Belk has secured confirmation of its prepackaged plan of reorganization less than 24 hours after filing a Chapter 11 petition.
The office of the US Trustee objected to day-one confirmation, arguing that the company was “racing” through bankruptcy “too quickly,” and taking issue with the plan’s proposed releases. Judge Marvin Isgur of the US Bankruptcy Court for the Southern District of Texas said he would sign an order confirming the plan, but with certain conditions reflecting his and the US Trustee’s concerns about the speed of the restructuring.
The judge suggested that the company extend creditor rights to opt out of releases until 31 March and set a 1 March hearing to consider any individual creditor objections to the plan. The judge added that any individual creditor that had a problem with their claims could come to him, “any court of competent jurisdiction,” or arbitration if they want to avoid coming to his court from other parts of the country for a small claim.
After a break, the debtor, the parties supporting the plan and the US Trustee agreed that those terms were acceptable.
The department store chain has 291 stores in 16 states. The company has been negotiating with its creditors for months after the coronavirus pandemic forced it to temporarily close its stores.

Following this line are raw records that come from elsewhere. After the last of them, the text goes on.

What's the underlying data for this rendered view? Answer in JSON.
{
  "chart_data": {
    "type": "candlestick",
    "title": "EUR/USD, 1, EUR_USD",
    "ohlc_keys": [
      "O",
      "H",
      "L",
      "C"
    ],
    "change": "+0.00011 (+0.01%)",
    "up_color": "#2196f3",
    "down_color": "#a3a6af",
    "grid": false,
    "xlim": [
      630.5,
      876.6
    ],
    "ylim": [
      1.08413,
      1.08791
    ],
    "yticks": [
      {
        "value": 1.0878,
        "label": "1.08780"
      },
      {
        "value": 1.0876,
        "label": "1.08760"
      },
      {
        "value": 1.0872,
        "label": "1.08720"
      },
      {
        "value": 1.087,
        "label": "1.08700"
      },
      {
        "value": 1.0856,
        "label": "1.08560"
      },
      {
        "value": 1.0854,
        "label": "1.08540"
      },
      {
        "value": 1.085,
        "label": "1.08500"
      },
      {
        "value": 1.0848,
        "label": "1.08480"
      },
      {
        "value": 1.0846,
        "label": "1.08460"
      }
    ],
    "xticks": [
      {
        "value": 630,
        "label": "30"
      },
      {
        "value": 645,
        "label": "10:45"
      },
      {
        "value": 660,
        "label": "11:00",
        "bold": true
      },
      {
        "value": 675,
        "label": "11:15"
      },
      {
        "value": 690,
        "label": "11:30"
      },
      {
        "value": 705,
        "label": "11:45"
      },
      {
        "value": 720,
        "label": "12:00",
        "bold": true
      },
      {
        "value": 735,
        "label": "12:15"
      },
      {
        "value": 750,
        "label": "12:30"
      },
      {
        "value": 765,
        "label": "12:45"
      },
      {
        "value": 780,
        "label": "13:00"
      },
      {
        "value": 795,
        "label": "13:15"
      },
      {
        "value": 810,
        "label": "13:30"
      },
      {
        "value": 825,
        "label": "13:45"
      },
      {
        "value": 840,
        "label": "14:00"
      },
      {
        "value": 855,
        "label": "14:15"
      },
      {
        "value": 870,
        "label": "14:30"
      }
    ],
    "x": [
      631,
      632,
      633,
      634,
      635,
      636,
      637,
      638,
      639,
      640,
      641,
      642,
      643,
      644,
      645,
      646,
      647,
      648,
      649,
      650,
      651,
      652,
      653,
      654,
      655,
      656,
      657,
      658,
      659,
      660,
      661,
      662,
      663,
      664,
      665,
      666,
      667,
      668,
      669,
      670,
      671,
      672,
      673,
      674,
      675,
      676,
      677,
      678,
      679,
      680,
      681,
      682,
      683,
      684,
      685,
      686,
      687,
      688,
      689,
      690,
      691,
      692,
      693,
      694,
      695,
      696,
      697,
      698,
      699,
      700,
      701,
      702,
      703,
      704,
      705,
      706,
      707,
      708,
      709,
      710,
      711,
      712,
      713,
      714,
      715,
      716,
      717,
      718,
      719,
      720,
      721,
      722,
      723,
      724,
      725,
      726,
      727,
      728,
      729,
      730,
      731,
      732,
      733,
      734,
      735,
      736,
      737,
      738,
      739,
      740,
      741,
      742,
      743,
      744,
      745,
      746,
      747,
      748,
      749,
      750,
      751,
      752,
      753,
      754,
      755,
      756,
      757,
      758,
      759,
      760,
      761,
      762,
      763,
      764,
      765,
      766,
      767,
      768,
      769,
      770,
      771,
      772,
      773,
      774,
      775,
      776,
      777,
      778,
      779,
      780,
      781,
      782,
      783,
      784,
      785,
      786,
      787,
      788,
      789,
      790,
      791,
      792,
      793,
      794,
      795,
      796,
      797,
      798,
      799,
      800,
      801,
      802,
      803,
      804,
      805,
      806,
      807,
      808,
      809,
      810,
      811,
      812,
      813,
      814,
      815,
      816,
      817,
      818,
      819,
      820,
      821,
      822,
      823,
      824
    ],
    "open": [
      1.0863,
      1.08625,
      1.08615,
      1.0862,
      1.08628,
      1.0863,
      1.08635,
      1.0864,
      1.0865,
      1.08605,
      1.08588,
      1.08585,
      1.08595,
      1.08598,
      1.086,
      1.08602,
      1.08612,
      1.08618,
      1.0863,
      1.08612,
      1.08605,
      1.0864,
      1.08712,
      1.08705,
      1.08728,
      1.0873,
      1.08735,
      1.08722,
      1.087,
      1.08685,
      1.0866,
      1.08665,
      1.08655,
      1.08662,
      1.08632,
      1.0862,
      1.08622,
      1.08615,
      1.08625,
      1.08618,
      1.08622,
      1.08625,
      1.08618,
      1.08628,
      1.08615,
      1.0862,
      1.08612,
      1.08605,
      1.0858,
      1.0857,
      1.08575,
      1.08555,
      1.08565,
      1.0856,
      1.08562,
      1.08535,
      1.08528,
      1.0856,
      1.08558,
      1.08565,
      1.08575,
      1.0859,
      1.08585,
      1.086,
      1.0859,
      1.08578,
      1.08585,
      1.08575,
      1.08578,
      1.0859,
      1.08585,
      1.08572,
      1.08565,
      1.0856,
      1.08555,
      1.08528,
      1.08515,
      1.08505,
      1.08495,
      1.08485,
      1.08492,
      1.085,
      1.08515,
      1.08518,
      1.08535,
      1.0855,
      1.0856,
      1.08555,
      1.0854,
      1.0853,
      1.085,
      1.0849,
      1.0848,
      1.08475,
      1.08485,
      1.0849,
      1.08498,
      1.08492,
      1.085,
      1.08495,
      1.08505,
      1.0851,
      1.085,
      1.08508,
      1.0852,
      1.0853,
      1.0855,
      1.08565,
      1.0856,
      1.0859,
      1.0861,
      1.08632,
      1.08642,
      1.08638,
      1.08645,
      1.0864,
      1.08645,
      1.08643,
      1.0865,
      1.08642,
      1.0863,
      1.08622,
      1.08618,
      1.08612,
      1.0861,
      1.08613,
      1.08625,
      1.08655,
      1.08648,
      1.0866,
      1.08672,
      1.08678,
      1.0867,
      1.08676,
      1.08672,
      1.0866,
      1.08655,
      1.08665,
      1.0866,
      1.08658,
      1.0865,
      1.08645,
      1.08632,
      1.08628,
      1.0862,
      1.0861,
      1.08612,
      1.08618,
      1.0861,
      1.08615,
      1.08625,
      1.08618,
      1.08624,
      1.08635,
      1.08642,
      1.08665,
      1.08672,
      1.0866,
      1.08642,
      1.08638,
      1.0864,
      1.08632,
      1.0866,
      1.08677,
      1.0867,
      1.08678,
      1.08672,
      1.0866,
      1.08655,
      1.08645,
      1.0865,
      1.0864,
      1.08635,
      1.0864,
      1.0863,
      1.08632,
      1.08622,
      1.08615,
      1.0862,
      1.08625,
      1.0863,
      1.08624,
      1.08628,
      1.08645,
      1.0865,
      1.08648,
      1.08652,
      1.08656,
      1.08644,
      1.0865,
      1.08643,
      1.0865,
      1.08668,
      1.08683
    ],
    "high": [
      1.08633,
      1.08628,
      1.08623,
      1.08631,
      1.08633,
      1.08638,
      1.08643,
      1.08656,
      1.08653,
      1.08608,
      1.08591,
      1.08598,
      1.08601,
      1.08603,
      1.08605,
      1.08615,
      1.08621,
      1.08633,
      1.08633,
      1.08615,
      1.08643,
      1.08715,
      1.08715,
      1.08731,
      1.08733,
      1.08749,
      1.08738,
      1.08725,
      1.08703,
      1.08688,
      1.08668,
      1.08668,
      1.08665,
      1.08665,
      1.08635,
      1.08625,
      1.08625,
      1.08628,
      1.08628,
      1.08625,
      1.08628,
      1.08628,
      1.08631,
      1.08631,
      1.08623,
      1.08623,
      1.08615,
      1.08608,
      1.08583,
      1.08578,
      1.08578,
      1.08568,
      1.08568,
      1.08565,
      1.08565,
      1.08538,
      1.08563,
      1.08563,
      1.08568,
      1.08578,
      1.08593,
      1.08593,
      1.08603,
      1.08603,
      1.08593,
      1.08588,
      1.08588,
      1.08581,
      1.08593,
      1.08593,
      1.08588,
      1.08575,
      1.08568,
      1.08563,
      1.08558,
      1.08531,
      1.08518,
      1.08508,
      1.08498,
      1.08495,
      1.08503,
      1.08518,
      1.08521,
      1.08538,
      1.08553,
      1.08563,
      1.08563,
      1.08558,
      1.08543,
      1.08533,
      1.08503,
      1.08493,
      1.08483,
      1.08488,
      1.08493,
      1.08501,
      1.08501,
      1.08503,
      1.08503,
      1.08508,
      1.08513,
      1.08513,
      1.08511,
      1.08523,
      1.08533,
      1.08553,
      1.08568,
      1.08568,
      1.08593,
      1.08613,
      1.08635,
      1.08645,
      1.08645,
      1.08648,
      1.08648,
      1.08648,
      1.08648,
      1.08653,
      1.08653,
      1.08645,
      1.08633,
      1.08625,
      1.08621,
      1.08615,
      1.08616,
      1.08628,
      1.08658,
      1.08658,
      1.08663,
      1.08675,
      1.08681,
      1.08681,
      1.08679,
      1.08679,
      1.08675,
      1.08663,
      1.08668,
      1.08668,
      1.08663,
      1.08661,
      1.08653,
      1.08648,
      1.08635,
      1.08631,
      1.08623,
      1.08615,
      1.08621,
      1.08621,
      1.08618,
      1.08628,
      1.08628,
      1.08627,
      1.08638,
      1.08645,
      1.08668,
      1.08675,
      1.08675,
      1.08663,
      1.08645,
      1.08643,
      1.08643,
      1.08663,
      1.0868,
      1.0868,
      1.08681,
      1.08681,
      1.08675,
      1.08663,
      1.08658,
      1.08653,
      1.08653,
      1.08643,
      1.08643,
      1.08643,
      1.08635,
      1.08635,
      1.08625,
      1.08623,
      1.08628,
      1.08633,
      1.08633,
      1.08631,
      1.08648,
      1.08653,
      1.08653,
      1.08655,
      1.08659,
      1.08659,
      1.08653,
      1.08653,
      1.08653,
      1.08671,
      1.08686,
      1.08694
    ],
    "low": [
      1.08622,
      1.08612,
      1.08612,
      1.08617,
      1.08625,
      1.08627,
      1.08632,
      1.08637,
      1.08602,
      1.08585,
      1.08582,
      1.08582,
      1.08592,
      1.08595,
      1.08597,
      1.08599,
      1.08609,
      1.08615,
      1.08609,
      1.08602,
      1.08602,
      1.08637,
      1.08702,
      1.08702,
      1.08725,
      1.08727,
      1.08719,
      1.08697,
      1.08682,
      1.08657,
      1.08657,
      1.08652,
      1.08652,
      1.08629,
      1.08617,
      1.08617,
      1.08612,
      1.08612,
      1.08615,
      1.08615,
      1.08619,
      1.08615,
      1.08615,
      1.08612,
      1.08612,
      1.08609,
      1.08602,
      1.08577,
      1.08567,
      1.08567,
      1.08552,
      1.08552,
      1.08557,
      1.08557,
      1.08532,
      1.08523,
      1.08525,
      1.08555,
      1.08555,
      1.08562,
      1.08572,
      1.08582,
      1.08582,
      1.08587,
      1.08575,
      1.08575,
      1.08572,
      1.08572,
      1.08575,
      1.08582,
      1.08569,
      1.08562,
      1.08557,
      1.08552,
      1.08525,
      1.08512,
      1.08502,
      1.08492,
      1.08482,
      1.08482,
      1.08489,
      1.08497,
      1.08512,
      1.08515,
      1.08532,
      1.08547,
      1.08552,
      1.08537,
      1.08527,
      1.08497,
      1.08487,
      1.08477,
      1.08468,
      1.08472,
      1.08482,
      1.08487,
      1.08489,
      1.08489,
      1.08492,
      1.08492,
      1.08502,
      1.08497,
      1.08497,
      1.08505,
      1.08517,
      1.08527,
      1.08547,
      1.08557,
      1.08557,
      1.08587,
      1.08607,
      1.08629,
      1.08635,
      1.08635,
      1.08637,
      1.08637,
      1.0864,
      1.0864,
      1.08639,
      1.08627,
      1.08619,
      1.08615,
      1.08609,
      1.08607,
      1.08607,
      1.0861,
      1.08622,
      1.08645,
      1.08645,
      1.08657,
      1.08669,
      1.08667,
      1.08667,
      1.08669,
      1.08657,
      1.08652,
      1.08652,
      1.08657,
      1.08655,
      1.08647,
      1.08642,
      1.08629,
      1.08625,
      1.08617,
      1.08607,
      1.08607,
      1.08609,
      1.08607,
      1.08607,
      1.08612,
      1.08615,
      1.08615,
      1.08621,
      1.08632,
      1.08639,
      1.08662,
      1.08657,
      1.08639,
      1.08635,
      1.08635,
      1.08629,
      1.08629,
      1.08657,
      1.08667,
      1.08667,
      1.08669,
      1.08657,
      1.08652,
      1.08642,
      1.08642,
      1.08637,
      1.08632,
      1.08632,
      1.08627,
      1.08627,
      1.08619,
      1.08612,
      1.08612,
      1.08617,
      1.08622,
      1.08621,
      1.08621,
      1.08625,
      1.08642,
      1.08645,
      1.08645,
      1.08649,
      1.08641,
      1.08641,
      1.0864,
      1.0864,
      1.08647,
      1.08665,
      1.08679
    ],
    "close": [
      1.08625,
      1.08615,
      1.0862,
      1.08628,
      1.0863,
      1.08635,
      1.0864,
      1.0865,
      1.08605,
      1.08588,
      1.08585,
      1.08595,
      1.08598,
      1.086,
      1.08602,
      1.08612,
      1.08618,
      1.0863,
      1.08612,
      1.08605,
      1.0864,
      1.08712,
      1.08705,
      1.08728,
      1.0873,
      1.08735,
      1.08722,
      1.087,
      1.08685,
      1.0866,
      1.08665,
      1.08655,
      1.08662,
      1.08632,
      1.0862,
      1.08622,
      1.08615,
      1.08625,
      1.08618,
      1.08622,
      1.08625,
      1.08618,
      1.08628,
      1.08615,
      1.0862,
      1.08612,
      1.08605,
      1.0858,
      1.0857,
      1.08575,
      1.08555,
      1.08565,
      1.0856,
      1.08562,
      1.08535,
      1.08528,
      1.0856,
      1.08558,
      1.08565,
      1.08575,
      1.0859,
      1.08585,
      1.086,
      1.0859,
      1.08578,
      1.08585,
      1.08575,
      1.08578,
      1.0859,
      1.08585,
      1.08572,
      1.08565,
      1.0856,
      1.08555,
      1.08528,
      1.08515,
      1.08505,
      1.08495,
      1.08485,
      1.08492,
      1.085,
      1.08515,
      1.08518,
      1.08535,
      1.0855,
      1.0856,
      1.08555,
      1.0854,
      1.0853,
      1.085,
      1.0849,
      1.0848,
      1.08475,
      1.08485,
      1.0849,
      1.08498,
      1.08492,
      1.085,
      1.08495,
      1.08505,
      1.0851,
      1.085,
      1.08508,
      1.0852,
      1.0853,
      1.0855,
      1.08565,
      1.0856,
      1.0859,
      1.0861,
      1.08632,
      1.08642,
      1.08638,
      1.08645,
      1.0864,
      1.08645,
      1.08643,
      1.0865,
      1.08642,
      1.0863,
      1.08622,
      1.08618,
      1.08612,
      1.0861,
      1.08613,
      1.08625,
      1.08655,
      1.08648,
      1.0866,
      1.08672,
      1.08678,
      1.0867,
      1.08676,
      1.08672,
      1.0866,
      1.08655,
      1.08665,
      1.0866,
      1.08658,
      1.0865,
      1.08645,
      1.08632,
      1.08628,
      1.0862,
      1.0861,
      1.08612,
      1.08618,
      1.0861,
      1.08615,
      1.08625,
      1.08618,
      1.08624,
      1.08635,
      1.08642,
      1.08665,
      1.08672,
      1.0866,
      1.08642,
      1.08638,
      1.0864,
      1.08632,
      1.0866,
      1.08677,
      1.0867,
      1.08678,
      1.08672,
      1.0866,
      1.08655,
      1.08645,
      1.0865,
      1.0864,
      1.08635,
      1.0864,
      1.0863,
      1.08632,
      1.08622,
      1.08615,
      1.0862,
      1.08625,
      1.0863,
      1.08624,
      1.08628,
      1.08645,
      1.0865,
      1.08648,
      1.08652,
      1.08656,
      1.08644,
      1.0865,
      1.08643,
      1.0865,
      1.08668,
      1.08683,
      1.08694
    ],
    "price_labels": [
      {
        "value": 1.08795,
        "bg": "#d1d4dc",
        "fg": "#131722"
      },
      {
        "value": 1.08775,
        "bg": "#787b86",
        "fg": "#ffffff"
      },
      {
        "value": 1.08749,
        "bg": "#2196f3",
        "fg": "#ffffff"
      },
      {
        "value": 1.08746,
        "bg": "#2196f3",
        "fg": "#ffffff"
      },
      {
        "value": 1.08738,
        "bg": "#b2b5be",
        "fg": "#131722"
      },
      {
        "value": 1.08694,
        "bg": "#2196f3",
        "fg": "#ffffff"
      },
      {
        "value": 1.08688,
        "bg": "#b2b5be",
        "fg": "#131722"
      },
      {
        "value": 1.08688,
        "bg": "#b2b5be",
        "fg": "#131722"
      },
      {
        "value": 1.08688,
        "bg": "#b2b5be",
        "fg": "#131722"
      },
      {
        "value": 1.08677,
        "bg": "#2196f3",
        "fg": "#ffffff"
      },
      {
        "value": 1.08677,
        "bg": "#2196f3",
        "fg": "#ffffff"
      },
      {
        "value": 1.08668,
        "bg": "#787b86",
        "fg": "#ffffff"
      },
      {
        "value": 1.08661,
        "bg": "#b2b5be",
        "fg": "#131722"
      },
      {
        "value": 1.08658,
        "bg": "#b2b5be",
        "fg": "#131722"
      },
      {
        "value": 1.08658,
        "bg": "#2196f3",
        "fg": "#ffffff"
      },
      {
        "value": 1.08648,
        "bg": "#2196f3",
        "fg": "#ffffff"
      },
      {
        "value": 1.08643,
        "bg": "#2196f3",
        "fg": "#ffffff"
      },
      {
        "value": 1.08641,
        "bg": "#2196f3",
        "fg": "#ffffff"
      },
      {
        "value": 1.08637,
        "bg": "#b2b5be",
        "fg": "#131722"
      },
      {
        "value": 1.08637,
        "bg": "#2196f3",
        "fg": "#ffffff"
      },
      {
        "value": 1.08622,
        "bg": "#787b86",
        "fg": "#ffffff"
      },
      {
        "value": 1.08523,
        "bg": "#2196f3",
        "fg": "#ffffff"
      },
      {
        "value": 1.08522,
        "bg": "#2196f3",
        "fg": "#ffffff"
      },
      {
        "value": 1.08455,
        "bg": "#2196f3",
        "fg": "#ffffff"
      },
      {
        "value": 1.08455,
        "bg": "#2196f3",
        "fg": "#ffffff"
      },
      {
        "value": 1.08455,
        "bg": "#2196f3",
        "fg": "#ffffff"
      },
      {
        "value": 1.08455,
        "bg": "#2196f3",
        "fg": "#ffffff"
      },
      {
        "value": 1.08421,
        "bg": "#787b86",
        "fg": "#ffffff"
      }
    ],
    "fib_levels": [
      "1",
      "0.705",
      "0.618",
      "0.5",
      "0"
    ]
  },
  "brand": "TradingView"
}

The plan, backed by owner Sycamore Partners, 99% of first lien lenders and 100% of second lien lenders, would cut most of its existing debt but re-load the company with new debt consisting of a USD 300m first lien first out loan (FLFO), an USD 822m first lien second out loan (FLSO), and a USD 110m second lien term loan.
Certain first and second lien lenders and Sycamore have agreed to backstop the FLFO loans. First lien lenders would receive FLSO loans worth 55% of their prepetition debt, while second liens would get FLSO loans worth 15% of their debt, new second lien debt worth 20% of their debt, and 34.9% of the company’s equity.
General unsecured creditors, owed USD 443m, are unimpaired and would be repaid in the ordinary course of business. Sycamore would retain its interests, subject to dilution by the new equity going to the second lien lenders.